One of my favorite nearby hidden rough patches - that has probably been unknowingly glimpsed by thousands - is located in Cummings Square.  Where is Cummings Square?  It is that parcel of land on the northwest corner of Harlem and Lake Street that is owned by the Cook County Forest Preserve. Most everyone has seen that old brick shelter on the corner by the stoplight, and probably a few more have noticed the barren, but classically styled memorial to Mr. Cummings deeper within the grounds.  But I’m thinking of the overgrown and anonymous portion on the northwest corner behind the parking areas .  I have walked or biked past it many times over the years.   It is one of those green patches in the middle distance, background to a busy intersection. 

It’s a curious space to me.  It is fenced off on all sides so it does not readily invite further investigation.  I have hopped the wooden fence once or twice to shoot photos, but that’s as far as my interest has led me thus far.  Over the years I have noticed the standard mixture of native and invasive plants at the woods of Cummings Square.

If it’s trees that catch your eye you’ll see that there are some old oaks that will surely outlive the handful of dying ash trees with their barren crowns.

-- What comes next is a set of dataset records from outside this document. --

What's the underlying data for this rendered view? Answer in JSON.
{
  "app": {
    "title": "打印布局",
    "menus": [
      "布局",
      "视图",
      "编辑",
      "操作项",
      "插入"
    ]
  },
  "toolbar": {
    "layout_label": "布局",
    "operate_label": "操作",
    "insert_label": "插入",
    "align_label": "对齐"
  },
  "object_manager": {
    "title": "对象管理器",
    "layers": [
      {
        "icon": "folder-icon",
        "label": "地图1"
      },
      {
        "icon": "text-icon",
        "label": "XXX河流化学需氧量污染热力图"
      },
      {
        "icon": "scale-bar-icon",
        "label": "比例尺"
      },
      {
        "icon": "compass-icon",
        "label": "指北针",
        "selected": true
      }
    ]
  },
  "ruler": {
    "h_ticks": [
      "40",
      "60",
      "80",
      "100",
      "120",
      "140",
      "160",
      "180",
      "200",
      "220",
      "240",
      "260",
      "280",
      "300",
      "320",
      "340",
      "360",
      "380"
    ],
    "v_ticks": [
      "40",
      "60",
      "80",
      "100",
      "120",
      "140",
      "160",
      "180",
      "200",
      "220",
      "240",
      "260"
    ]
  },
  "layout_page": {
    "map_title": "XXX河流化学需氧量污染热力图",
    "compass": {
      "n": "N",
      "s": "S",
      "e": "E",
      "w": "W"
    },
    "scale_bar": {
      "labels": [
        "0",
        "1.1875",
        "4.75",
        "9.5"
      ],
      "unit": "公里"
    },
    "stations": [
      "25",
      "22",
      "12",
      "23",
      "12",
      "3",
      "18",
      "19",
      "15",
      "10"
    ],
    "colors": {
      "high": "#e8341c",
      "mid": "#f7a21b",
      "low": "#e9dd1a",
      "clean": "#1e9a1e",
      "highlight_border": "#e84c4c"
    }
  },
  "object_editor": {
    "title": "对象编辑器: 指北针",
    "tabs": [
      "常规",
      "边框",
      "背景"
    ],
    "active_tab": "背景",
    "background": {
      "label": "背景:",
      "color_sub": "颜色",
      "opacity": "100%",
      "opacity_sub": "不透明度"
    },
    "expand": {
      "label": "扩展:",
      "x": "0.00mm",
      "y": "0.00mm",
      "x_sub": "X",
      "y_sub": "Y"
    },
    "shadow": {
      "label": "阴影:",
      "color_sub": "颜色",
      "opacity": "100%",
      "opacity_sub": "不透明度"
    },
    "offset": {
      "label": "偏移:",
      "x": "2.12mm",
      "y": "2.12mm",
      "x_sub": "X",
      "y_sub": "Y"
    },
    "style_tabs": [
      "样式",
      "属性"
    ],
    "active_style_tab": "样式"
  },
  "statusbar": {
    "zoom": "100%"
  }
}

Without poking around further I’m not sure what trees will be growing fifty years hence, but I did see some adolescent Black Locusts and Trees-of-Heaven around the perimeter.

Closer to the ground there are patches of native Elderberry and Joe Pye Weed that are surely a delight to our local bird and butterfly populations.  Virginia Creeper vine - another food source for wildlife - twines up tree and fence alike.  They all share the square with giant ragweed and bindweeds.

I’m not sure what plans the county might have for this odd little botanic backwater, but I‘m not so sure I‘d want to change anything.  I think in many ways it’s a microcosm of the forces at play in the natural world here in the Chicago region.  Perhaps it’s greatest value is in its location: across the parking lot from the Forest Preserve HQ.   It may act as a living reminder to the many assorted environmental pressures that they have to manage in our preserves.